Aptamers: versatile molecular recognition probes for cancer detection

Abstract

In the past two decades, aptamers have emerged as a novel class of molecular recognition probes comprising uniquely-folded short RNA or single-stranded DNA oligonucleotides that bind to their cognate targets with high specificity and affinity. Aptamers, often referred to as "chemical antibodies", possess several highly desirable features for clinical use. They can be chemically synthesized and are easily conjugated to a wide range of reporters for different applications, and are able to rapidly penetrate tissues. These advantages significantly enhance their clinical applicability, and render them excellent alternatives to antibody-based probes in cancer diagnostics and therapeutics. Aptamer probes based on fluorescence, colorimetry, magnetism, electrochemistry, and in conjunction with nanomaterials (e.g., nanoparticles, quantum dots, single-walled carbon nanotubes, and magnetic nanoparticles) have provided novel ultrasensitive cancer diagnostic strategies and assays. Furthermore, promising aptamer targeted-multimodal tumor imaging probes have been recently developed in conjunction with fluorescence, positron emission tomography (PET), single-photon emission computed tomography (SPECT), and magnetic resonance imaging (MRI). The capabilities of the aptamer-based platforms described herein underscore the great potential they hold for the future of cancer detection. In this review, we highlight the most prominent recent developments in this rapidly advancing field.

Fig. 1. Aptamer-based fluorescent probe for multi-color flow cytometric analysis

(a) Design of a simple, sensitive and versatile fluorophore-aptamer probe for cancer cell detection or in vivo tumor imaging; (b) Multi-color flow cytometric analysis of lymphoma cells by aptamer probes and antibodies. CD30-positive lymphoma cells were mixed with fresh normal marrow cells and stained with AmCyan-labeled CD45 antibodies, and Cy5-labeled CD30 aptamers simultaneously, or FITC-labeled CD30 antibodies as standard control. The individual cellular populations in the cell mixture including nucleated red blood cells, blasts, lymphocytes, granulocytes, monocytes and CD30-positive lymphoma cells, were separated and gated according to the side scatter (SSC) and CD45 panels. Multi-color flow cytometric analysis revealed that both aptamer probes and antibodies detected the same population of CD30-positive lymphoma cells with identical specificities and sensitivities; (c) Cells from patients’ pleural fluids were collected and incubated with different fluorophore-labeled CD4 aptamers (CD4 antibodies as standard control), CD8 and CD45 antibody simultaneously. Multi-color flow cytometric analysis revealed that the CD4 aptamers also showed similar staining patterns and numbers for the as-prepared cells as the CD4 antibodies.

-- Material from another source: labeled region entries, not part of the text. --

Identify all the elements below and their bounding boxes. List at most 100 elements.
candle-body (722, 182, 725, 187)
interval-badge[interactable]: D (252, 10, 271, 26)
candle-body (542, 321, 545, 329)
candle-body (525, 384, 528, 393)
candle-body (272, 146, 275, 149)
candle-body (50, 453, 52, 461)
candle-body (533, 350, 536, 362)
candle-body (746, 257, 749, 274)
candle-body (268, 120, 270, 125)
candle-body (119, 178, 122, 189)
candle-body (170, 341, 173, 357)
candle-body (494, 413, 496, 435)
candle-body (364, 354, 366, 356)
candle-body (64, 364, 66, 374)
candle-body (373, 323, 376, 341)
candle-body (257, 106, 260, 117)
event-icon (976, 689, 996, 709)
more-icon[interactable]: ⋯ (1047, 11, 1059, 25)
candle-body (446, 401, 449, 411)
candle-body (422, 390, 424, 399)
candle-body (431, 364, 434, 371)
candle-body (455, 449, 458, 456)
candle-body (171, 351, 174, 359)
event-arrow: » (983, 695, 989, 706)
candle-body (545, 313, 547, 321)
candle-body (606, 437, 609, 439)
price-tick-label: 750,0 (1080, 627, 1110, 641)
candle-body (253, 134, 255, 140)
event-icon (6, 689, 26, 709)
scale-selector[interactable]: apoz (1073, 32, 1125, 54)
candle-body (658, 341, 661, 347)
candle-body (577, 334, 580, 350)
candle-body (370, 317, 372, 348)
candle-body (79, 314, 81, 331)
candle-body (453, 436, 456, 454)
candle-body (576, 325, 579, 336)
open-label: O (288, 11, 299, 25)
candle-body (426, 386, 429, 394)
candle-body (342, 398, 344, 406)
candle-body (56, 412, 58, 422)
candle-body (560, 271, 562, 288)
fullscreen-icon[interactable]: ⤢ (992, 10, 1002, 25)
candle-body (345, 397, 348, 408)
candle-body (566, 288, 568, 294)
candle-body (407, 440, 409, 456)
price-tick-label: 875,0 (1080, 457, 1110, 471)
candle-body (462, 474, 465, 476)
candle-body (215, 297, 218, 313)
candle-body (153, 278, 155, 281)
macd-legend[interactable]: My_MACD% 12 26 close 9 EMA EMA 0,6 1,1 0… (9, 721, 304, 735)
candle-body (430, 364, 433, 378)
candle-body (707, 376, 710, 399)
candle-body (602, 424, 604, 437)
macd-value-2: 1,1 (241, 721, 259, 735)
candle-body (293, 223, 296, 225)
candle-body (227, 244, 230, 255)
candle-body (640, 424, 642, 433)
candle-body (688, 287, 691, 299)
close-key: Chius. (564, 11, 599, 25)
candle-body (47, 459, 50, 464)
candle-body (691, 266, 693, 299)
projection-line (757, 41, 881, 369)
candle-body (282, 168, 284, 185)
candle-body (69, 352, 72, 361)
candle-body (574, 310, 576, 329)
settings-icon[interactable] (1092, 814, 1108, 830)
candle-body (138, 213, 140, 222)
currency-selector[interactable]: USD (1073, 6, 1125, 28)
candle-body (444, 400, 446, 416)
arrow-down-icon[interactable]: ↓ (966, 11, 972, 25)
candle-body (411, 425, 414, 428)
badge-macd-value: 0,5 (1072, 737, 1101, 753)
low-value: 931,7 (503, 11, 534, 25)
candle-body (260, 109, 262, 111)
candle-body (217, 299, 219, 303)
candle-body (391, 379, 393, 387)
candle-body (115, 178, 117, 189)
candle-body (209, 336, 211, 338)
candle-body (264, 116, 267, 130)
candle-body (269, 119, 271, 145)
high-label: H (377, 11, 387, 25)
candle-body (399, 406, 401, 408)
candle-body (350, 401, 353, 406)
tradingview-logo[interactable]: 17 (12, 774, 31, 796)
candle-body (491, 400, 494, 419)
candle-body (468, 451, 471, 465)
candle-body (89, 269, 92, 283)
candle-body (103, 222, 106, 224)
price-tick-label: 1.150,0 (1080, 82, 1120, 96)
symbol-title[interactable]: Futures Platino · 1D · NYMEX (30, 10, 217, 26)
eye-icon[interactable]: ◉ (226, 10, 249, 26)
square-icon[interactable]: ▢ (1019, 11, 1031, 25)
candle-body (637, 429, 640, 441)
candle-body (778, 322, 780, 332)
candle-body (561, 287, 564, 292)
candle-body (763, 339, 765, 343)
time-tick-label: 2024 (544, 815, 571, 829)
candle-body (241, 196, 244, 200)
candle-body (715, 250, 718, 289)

Fig. 2. Representative aptamer-based analytical models for CTC detection

(a) Tumor-cell activated, signal ‘turn-on’ aptamer reporter for one-step high-throughput detection of CTCs in patient whole blood samples; (b) Target-triggered conformation-switchable aptamer reporter for CTC detection; (c) A simple aptamer-based electrochemical sensing platform for CTC detection.

Fig. 3. Aptamer probes for IHC staining of FFPE tumor tissues

(a) Tissue sections of CD30-positive anaplastic large cell lymphoma (ALCL) were immunostained with aptamer probes, or antibodies as standard control. After antigen retrieval at 37 °C and probing for 20 min, tissue sections were probed with aptamers and lymphoma cells were specifically immunostained. In contrast, antibody immunostaining of lymphoma cells required higher antigen retrieval temperature (97 °C) for a long probing time (90 min); (b) Aptamer probes showed non-specific staining (brown color) in the tumor necrotic area compared to the antibody stain (depicted with red arrows and circles).

Fig. 4. Representative aptamer-based platforms for in vivo tumor imaging

(a) Studies of RNA- and DNA-based aptamer reporters for in vivo imaging. Both the CD30-positive lymphoma and CD30-negative control tumors were developed in each mouse. RNA-based (upper panel) or DNA-based (lower panel) aptamer probes were systemically administered through the tail veins and whole body imaging was carried out. Aptamer probes specifically highlighted lymphoma tumors but did not react with the control tumor present in the same mouse. (b) Target-triggered fluorescence imaging platform based on the principle of FRET for in vivo imaging; (c) Aptamer-targeted QDs for optical imaging; (d) Aptamer-targeted MNPs for MRI; (e) Dual-activatable, aptamer-based fluorescence/MRI bimodal imaging platform.